Icosahedral symmetry versus local icosahedral environments in Al–Mn alloys from NMR

Abstract

In a recent report1, Pauling suggested that the icosahedral diffraction found in the aluminium–manganese system is due to a cubic crystalline phase with a large unit cell of more than 1,000 atoms, multiply twinned to mimic icosahedral symmetry, instead of a crystalline or quasicrystalline phase with fivefold symmetry. Pauling claims that most of the manganese atoms are surrounded by twelve aluminium atoms arrayed in a nearly perfect icosahedron, a cluster that occurs in the Al12W structure. To account for the high Mn content in the icosahedral phase, he assumed that each aluminium atom was shared with a neighbouring icosahedron.
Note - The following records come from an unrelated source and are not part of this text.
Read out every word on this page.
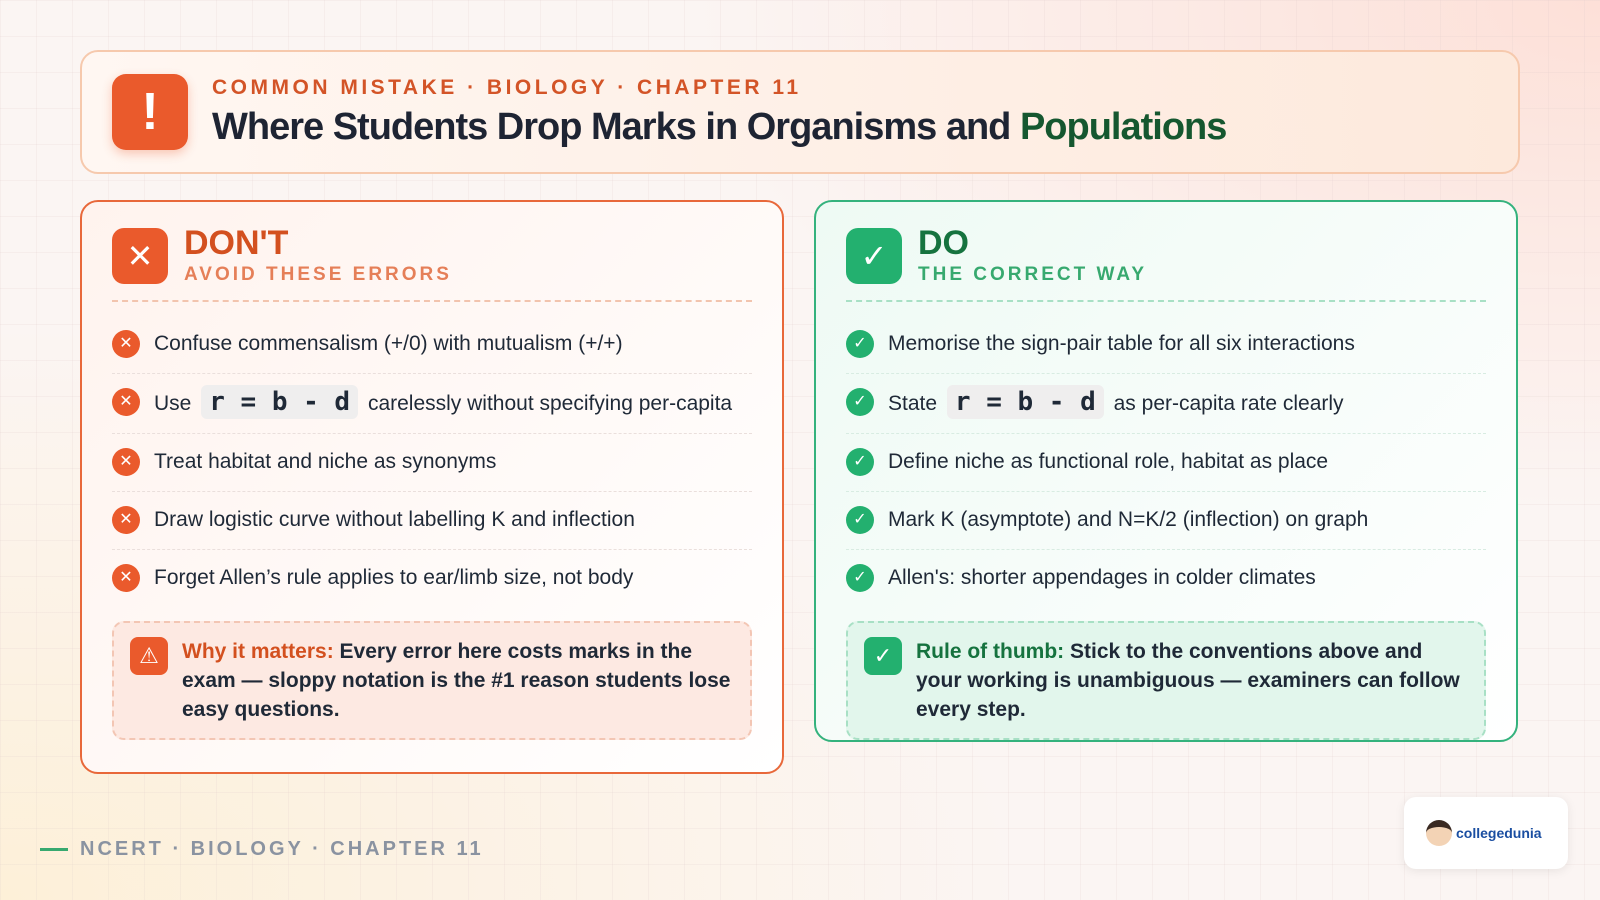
!	COMMON MISTAKE · BIOLOGY · CHAPTER 11
Where Students Drop Marks in Organisms and Populations
✕ DON'T
AVOID THESE ERRORS
✕	Confuse commensalism (+/0) with mutualism (+/+)
✕	Use r = b - d carelessly without specifying per-capita
✕	Treat habitat and niche as synonyms
✕	Draw logistic curve without labelling K and inflection
✕	Forget Allen’s rule applies to ear/limb size, not body
⚠	Why it matters: Every error here costs marks in the exam — sloppy notation is the #1 reason students lose easy questions.
✓ DO
THE CORRECT WAY
✓	Memorise the sign-pair table for all six interactions
✓	State r = b - d as per-capita rate clearly
✓	Define niche as functional role, habitat as place
✓	Mark K (asymptote) and N=K/2 (inflection) on graph
✓	Allen's: shorter appendages in colder climates
✓	Rule of thumb: Stick to the conventions above and your working is unambiguous — examiners can follow every step.
NCERT · BIOLOGY · CHAPTER 11
collegedunia
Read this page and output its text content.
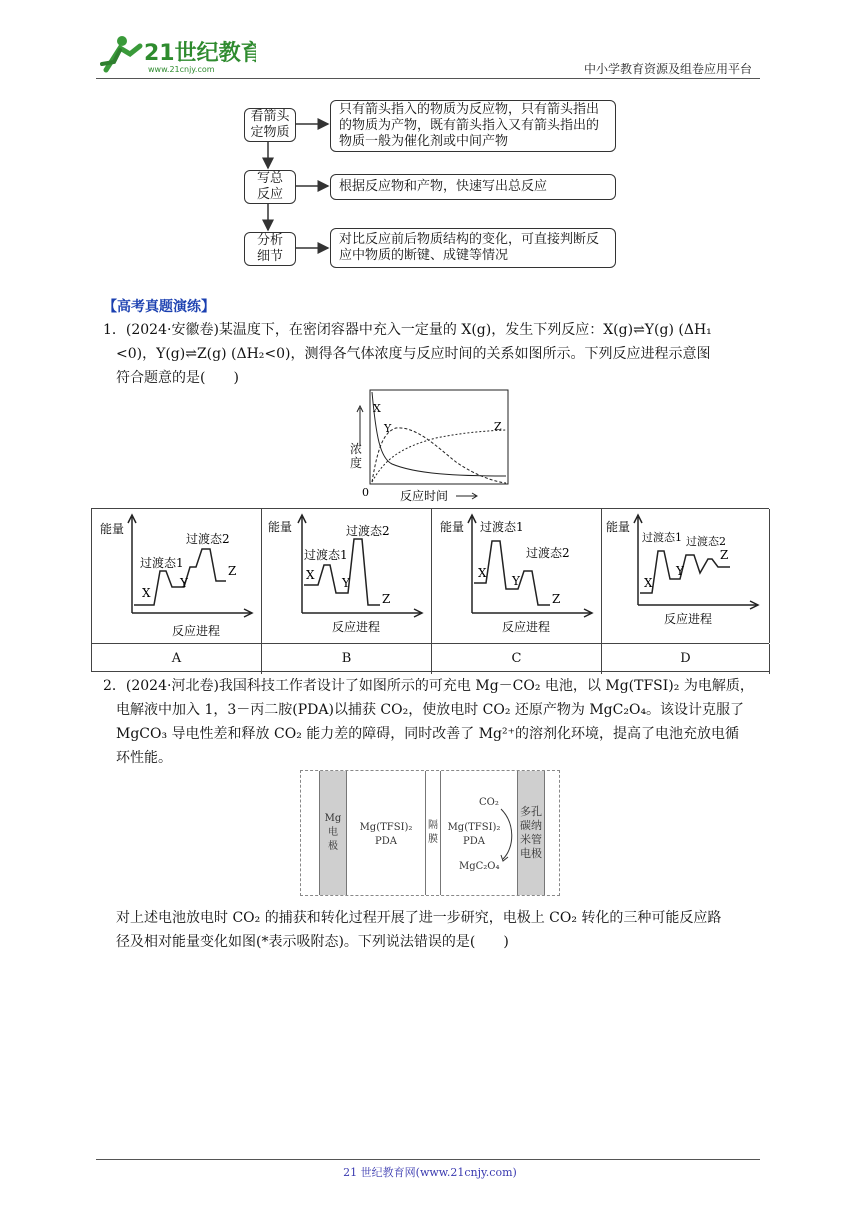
21世纪教育
www.21cnjy.com	中小学教育资源及组卷应用平台
看箭头
定物质
只有箭头指入的物质为反应物，只有箭头指出的物质为产物，既有箭头指入又有箭头指出的物质一般为催化剂或中间产物
写总
反应
根据反应物和产物，快速写出总反应
分析
细节
对比反应前后物质结构的变化，可直接判断反应中物质的断键、成键等情况
【高考真题演练】
1．(2024·安徽卷)某温度下，在密闭容器中充入一定量的 X(g)，发生下列反应：X(g)⇌Y(g) (ΔH₁
<0)，Y(g)⇌Z(g) (ΔH₂<0)，测得各气体浓度与反应时间的关系如图所示。下列反应进程示意图
符合题意的是(　　)
X
Y	Z
0	反应时间
浓度
X
Y
Z
过渡态1
过渡态2
反应进程
能量
X
Y
Z
过渡态1
过渡态2
反应进程
能量
X
Y
Z
过渡态1
过渡态2
反应进程
能量
X
Y
Z
过渡态1 过渡态2
反应进程
能量
A	B	C	D
2．(2024·河北卷)我国科技工作者设计了如图所示的可充电 Mg－CO₂ 电池，以 Mg(TFSI)₂ 为电解质，
电解液中加入 1，3－丙二胺(PDA)以捕获 CO₂，使放电时 CO₂ 还原产物为 MgC₂O₄。该设计克服了
MgCO₃ 导电性差和释放 CO₂ 能力差的障碍，同时改善了 Mg²⁺的溶剂化环境，提高了电池充放电循
环性能。
Mg
电
极
Mg(TFSI)₂
PDA
隔
膜
Mg(TFSI)₂
PDA
CO₂
MgC₂O₄
多孔
碳纳
米管
电极
对上述电池放电时 CO₂ 的捕获和转化过程开展了进一步研究，电极上 CO₂ 转化的三种可能反应路
径及相对能量变化如图(*表示吸附态)。下列说法错误的是(　　)
21 世纪教育网(www.21cnjy.com)
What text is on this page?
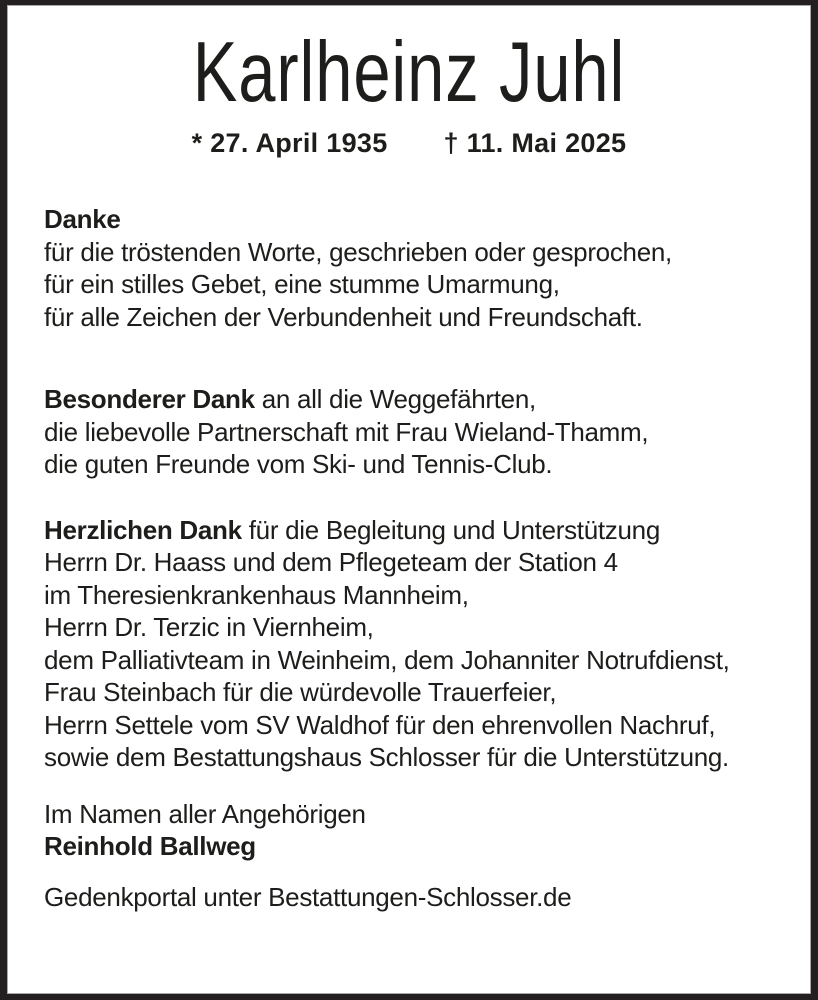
Karlheinz Juhl
* 27. April 1935 † 11. Mai 2025

Danke
für die tröstenden Worte, geschrieben oder gesprochen,
für ein stilles Gebet, eine stumme Umarmung,
für alle Zeichen der Verbundenheit und Freundschaft.

Besonderer Dank an all die Weggefährten,
die liebevolle Partnerschaft mit Frau Wieland-Thamm,
die guten Freunde vom Ski- und Tennis-Club.

Herzlichen Dank für die Begleitung und Unterstützung
Herrn Dr. Haass und dem Pflegeteam der Station 4
im Theresienkrankenhaus Mannheim,
Herrn Dr. Terzic in Viernheim,
dem Palliativteam in Weinheim, dem Johanniter Notrufdienst,
Frau Steinbach für die würdevolle Trauerfeier,
Herrn Settele vom SV Waldhof für den ehrenvollen Nachruf,
sowie dem Bestattungshaus Schlosser für die Unterstützung.

Im Namen aller Angehörigen
Reinhold Ballweg

Gedenkportal unter Bestattungen-Schlosser.de
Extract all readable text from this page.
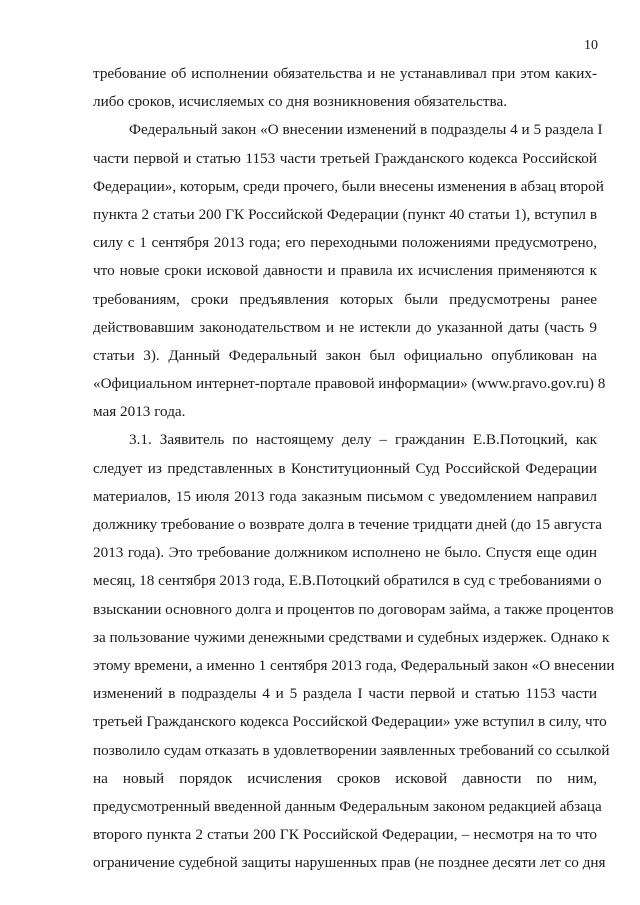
10
требование об исполнении обязательства и не устанавливал при этом каких-
либо сроков, исчисляемых со дня возникновения обязательства.
Федеральный закон «О внесении изменений в подразделы 4 и 5 раздела I
части первой и статью 1153 части третьей Гражданского кодекса Российской
Федерации», которым, среди прочего, были внесены изменения в абзац второй
пункта 2 статьи 200 ГК Российской Федерации (пункт 40 статьи 1), вступил в
силу с 1 сентября 2013 года; его переходными положениями предусмотрено,
что новые сроки исковой давности и правила их исчисления применяются к
требованиям, сроки предъявления которых были предусмотрены ранее
действовавшим законодательством и не истекли до указанной даты (часть 9
статьи 3). Данный Федеральный закон был официально опубликован на
«Официальном интернет-портале правовой информации» (www.pravo.gov.ru) 8
мая 2013 года.
3.1. Заявитель по настоящему делу – гражданин Е.В.Потоцкий, как
следует из представленных в Конституционный Суд Российской Федерации
материалов, 15 июля 2013 года заказным письмом с уведомлением направил
должнику требование о возврате долга в течение тридцати дней (до 15 августа
2013 года). Это требование должником исполнено не было. Спустя еще один
месяц, 18 сентября 2013 года, Е.В.Потоцкий обратился в суд с требованиями о
взыскании основного долга и процентов по договорам займа, а также процентов
за пользование чужими денежными средствами и судебных издержек. Однако к
этому времени, а именно 1 сентября 2013 года, Федеральный закон «О внесении
изменений в подразделы 4 и 5 раздела I части первой и статью 1153 части
третьей Гражданского кодекса Российской Федерации» уже вступил в силу, что
позволило судам отказать в удовлетворении заявленных требований со ссылкой
на новый порядок исчисления сроков исковой давности по ним,
предусмотренный введенной данным Федеральным законом редакцией абзаца
второго пункта 2 статьи 200 ГК Российской Федерации, – несмотря на то что
ограничение судебной защиты нарушенных прав (не позднее десяти лет со дня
Here, we report a comparison of the nuclear magnetic resonance (NMR) spectra obtained from aluminium–manganese alloys in the crystalline 'G' phase (in which each of the Mn atoms is surrounded by an icosahedron of Al atoms, exactly as in Pauling's proposal structure) with the spectra of the icosahedral phase. We find that the NMR spectrum in the 'G' phase is entirely different from the spectrum in the icosahedral phase. Twinning should not affect the NMR spectra except for a small contribution from atoms on or near the composition planes, so the Al–Mn icosahedral phase is not Pauling's twinned cubic structure.